A friend of mine tells a story about a time when she indulged in a gooey triple chocolate brownie at a fancy restaurant. It was rich and delectable, full of gluten and sugar and bad oil, and completely irresistible in its confectionary splendor. The whole time she was eating it she was thinking about how terrible it was for her and how much she was going to regret it. After only a few bites, she was kicking herself for her poor choices and had herself completely tied up in knots, but she couldn’t stop until it was gone.

That night, sure enough, she was sick. Her worst fears about the brownie’s dark side came to haunt her, manifesting as terrible gut discomfort, diarrhea, and cramping that lasted all night long. She blamed the gluten, the sugar, and the restaurant-grade oil, which certainly played a role, but could it have been her belief system and subsequent emotional state that really caused the terrible sleepless night?

The population of microorganisms in the human gut has a huge impact on our mood, our decision-making process, even our behaviors. In fact, the more research that is done, the more obvious it is that we are largely controlled by the bugs in our guts! Our thoughts and emotions impact our digestion and vice versa. If we are upset while we are eating, there is a better than average chance that we will have indigestion. We have all experienced it.

How happy our microbiota are affects how happy we are and the communication goes both ways. If you are anxious or upset at the dinner table, your digestion will be affected. It may just be a matter of not absorbing nutrients properly, it could be a full-blown “disaster pants” type reaction or anything in between.

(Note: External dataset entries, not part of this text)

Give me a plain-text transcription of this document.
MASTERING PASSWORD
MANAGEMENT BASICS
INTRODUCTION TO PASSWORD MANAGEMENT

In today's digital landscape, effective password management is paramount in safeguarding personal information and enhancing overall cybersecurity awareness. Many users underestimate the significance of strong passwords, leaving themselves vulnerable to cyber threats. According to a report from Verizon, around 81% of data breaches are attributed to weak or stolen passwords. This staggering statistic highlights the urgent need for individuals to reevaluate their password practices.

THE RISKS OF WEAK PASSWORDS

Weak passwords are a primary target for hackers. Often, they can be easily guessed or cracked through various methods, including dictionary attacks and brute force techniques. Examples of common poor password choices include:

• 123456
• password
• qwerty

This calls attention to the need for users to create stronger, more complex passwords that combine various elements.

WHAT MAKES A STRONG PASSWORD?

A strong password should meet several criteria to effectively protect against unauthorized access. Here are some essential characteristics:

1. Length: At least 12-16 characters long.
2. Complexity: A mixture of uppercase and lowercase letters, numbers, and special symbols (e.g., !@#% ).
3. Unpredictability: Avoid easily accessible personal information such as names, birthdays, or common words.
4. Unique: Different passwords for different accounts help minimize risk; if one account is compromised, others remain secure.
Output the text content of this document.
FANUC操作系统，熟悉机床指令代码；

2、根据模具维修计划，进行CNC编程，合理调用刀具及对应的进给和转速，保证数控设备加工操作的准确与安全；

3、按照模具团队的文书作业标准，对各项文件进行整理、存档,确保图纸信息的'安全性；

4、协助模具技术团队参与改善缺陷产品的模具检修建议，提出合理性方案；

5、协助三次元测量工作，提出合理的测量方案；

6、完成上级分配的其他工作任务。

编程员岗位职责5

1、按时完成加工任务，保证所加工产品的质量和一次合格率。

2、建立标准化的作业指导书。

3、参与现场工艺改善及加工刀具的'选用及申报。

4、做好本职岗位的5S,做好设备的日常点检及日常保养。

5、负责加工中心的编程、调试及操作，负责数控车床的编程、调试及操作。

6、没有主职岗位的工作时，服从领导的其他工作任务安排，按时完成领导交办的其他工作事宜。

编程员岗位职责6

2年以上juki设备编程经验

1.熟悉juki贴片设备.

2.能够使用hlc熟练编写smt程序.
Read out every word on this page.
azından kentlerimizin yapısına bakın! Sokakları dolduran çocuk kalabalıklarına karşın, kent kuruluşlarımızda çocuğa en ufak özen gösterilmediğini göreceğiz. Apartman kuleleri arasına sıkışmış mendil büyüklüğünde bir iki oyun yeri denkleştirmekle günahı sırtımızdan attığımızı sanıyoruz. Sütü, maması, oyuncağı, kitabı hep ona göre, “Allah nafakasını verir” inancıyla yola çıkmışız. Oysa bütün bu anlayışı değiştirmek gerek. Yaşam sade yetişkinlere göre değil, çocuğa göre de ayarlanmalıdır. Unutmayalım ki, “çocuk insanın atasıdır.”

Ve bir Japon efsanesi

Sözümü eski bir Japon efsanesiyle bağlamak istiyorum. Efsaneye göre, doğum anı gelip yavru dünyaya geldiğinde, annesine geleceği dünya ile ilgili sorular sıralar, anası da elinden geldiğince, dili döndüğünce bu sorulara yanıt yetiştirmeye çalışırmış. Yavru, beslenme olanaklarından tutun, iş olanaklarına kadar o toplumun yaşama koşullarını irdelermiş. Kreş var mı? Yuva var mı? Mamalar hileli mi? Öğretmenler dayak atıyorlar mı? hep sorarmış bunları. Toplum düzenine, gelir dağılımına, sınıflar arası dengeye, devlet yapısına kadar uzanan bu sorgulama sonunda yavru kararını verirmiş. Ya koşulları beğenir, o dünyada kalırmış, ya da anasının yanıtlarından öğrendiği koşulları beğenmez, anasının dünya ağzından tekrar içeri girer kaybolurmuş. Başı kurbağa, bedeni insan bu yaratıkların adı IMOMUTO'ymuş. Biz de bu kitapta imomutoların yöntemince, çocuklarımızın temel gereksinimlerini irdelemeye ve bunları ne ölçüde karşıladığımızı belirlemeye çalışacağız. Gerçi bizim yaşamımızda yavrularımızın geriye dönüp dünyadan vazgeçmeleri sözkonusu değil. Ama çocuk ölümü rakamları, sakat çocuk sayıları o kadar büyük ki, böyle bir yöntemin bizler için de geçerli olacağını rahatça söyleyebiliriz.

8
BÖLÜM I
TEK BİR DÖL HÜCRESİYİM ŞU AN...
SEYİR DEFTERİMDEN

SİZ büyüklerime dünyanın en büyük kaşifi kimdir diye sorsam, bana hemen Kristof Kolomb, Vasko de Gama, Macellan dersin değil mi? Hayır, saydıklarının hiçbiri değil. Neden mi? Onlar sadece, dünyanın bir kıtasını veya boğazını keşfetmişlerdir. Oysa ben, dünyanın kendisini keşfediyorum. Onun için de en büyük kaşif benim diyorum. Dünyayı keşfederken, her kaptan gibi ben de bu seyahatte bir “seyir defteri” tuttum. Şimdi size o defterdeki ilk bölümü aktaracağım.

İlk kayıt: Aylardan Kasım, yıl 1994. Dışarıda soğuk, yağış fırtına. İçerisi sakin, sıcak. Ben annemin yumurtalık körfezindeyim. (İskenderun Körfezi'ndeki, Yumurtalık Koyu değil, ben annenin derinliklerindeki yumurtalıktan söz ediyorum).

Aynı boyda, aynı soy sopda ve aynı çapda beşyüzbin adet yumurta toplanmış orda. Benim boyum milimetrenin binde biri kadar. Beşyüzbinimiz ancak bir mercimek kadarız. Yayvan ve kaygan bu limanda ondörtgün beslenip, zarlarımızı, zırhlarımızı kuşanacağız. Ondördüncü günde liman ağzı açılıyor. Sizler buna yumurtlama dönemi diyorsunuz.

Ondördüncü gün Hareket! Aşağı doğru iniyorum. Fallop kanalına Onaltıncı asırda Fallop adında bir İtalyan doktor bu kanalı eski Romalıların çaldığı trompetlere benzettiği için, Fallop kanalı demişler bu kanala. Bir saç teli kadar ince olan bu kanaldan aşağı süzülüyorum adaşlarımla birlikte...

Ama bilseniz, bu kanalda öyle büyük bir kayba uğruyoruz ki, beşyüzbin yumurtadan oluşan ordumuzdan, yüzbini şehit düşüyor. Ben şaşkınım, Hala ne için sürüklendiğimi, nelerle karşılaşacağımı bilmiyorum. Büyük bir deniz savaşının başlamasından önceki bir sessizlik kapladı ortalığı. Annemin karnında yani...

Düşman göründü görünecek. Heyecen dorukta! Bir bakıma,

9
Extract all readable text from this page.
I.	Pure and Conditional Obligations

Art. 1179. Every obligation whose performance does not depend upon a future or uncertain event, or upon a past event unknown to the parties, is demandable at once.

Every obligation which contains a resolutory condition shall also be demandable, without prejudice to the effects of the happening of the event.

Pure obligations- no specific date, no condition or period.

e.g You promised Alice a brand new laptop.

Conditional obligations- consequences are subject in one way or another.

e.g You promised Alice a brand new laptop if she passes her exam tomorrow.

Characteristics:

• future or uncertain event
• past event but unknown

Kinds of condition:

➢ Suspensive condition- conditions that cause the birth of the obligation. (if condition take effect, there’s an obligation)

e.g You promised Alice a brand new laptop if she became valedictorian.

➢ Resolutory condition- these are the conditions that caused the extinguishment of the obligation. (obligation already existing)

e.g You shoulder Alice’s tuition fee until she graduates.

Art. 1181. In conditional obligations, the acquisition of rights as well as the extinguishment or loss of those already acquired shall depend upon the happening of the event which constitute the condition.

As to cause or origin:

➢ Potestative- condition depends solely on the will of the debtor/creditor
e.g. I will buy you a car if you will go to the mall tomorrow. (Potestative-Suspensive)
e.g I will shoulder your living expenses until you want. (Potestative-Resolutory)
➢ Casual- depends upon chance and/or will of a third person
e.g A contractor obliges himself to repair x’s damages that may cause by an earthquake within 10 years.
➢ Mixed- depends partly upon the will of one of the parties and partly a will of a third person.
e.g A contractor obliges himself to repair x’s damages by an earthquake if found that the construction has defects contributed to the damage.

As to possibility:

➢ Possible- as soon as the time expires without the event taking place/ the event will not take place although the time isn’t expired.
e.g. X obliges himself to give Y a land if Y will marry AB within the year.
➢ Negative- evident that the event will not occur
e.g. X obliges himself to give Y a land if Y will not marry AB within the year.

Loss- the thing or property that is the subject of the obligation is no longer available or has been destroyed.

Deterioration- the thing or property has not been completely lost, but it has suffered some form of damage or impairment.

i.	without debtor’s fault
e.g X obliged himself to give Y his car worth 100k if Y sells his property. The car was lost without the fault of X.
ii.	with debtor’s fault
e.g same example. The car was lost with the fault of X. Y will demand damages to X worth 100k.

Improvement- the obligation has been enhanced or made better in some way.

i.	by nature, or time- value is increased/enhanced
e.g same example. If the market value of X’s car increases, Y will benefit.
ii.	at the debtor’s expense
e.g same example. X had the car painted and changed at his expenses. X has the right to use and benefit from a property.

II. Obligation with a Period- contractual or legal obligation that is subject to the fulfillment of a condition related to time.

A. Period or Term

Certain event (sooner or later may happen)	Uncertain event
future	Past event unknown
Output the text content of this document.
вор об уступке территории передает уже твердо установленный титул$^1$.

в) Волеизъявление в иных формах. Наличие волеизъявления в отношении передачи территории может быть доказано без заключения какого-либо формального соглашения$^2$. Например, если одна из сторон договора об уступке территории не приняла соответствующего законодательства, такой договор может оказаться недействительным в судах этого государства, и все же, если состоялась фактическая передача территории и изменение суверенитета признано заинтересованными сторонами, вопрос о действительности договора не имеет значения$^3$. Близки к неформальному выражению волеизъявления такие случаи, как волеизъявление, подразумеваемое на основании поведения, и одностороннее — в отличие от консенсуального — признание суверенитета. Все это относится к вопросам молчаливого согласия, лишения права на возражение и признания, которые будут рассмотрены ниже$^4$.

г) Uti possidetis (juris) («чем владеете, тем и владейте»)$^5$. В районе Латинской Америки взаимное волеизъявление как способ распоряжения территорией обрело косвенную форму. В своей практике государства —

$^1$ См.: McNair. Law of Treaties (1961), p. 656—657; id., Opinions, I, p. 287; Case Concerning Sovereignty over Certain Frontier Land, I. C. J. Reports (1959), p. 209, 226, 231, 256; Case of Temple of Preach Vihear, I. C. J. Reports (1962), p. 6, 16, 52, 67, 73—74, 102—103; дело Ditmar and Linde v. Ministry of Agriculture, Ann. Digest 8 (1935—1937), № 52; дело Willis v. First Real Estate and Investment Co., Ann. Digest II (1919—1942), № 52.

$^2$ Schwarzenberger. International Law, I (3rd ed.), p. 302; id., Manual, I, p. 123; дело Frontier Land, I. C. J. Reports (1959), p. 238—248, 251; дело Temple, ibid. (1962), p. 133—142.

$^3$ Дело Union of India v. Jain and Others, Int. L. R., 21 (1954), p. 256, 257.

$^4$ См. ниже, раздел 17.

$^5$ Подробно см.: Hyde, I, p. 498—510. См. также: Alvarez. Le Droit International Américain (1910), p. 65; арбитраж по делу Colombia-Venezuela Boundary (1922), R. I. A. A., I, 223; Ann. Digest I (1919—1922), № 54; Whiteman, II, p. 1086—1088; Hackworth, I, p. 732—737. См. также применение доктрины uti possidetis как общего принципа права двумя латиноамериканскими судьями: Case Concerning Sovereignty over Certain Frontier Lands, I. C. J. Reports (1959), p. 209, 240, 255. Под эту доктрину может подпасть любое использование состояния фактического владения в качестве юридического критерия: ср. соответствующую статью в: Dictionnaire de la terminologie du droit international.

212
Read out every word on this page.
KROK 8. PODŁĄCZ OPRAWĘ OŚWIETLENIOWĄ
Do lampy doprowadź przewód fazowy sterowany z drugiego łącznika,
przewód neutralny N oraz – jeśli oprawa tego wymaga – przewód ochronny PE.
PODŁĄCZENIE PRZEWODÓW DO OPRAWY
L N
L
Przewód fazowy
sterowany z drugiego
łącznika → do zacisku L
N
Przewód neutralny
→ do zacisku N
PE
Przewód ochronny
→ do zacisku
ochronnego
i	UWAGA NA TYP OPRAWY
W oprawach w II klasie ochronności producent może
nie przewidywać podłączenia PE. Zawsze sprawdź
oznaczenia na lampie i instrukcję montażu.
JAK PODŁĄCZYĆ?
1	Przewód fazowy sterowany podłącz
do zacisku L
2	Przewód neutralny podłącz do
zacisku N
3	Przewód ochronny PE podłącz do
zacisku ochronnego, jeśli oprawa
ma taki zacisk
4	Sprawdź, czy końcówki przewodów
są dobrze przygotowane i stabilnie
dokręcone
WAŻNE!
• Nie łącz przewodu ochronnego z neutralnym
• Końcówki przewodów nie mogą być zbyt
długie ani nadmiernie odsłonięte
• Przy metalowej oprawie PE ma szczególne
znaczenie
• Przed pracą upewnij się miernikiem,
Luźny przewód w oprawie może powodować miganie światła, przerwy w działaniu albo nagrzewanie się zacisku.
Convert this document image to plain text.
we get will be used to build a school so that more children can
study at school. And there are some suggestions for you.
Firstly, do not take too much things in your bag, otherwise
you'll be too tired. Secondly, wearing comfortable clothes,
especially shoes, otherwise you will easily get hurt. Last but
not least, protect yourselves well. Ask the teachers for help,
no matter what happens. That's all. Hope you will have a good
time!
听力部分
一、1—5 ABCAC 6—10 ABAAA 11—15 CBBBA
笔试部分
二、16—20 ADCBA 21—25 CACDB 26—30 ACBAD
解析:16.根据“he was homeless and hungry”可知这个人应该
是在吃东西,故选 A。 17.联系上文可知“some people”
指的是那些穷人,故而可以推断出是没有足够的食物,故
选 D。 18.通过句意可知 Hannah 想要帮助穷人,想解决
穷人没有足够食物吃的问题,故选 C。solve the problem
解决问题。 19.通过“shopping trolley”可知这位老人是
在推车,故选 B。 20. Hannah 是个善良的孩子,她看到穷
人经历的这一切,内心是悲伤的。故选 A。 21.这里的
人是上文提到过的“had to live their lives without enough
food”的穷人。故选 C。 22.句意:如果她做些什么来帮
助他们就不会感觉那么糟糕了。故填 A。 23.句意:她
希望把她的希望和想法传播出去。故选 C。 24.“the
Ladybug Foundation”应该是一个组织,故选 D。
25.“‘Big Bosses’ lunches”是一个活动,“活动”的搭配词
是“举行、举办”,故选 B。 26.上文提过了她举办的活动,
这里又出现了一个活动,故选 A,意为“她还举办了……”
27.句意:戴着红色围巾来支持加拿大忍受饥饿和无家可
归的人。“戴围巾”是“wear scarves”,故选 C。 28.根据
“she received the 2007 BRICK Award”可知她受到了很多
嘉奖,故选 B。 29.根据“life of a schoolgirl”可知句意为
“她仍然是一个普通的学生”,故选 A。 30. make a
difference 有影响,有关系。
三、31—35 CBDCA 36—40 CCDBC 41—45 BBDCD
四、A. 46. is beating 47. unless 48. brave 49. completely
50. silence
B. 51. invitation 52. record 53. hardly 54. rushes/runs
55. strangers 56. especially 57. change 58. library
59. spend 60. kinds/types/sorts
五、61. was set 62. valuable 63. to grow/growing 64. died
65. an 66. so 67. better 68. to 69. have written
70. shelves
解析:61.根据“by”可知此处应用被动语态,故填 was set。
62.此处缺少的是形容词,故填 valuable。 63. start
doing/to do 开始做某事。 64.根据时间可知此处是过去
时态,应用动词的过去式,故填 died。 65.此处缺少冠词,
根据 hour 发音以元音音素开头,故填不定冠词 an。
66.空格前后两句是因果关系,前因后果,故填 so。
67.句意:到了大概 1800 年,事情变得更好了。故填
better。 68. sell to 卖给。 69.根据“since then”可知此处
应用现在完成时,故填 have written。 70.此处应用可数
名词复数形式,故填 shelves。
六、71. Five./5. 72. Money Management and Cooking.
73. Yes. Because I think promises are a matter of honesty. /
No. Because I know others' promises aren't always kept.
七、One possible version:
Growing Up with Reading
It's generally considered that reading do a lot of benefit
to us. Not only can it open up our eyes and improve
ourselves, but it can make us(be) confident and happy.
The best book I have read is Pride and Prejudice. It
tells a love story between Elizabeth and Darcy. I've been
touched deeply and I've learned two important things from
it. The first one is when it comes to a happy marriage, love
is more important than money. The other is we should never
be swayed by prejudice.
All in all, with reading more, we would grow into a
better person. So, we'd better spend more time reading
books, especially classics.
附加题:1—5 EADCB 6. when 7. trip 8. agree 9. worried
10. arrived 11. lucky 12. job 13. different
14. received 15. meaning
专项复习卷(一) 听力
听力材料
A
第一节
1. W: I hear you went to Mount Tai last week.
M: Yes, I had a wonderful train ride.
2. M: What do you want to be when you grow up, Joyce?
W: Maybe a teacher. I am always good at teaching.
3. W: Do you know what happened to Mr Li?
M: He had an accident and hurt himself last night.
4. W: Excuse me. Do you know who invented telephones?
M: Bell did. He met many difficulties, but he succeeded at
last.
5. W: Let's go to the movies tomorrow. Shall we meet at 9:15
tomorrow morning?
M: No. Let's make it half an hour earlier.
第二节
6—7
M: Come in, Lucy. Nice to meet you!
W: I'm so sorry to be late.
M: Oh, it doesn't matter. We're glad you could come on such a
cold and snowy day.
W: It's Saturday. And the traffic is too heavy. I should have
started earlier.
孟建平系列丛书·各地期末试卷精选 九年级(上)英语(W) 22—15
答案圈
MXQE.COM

When you are worried that a food you are eating will make you sick, you become anxious, and what you are worried about becomes a self-fulfilling prophecy. You do become sick, but it might not be the actual food that is the culprit, it may be your attitude towards the food—or the dinner conversation. So, yes, I have multiple food intolerances, but my attitude while I am eating has the potential to make them much worse, or even make me sick when I didn’t eat anything I wasn’t supposed to.

The solution is eating mindfully. Slow down, breathe, pause before the meal to center yourself, take each bite as an individual experience, and use the experience as an opportunity to express gratitude. Enjoy your food. Dr. Emeran Mayer, author of the Mind-Gut Connection suggests not eating when you are upset. Sit down and take your time. Many people observe that they are more likely to experience bloat if they eat standing up or while feeling rushed.

The next time my friend went to the same restaurant, with their famously delicious signature brownie, her date suggested they order the delight to share. Only this time, I had walked her through how to eat mindfully. First, I asked her to relax and come fully into the present moment with a few deep breaths. Then savor the smell, texture, and taste slowly with gratitude and love. I wanted her to truly enjoy the brownie one bite at a time.

Not only did this practice help her enjoy the brownie even more, but she felt satisfied after only a few bites. She actually left some of the incredible ooey-gooey-ness on the plate and it felt great. She was fully satisfied and fulfilled, didn’t feel deprived at all, and felt accomplished in taking control of her body through her mind-gut connection. She called me the next morning to marvel that she hadn’t been sick at all.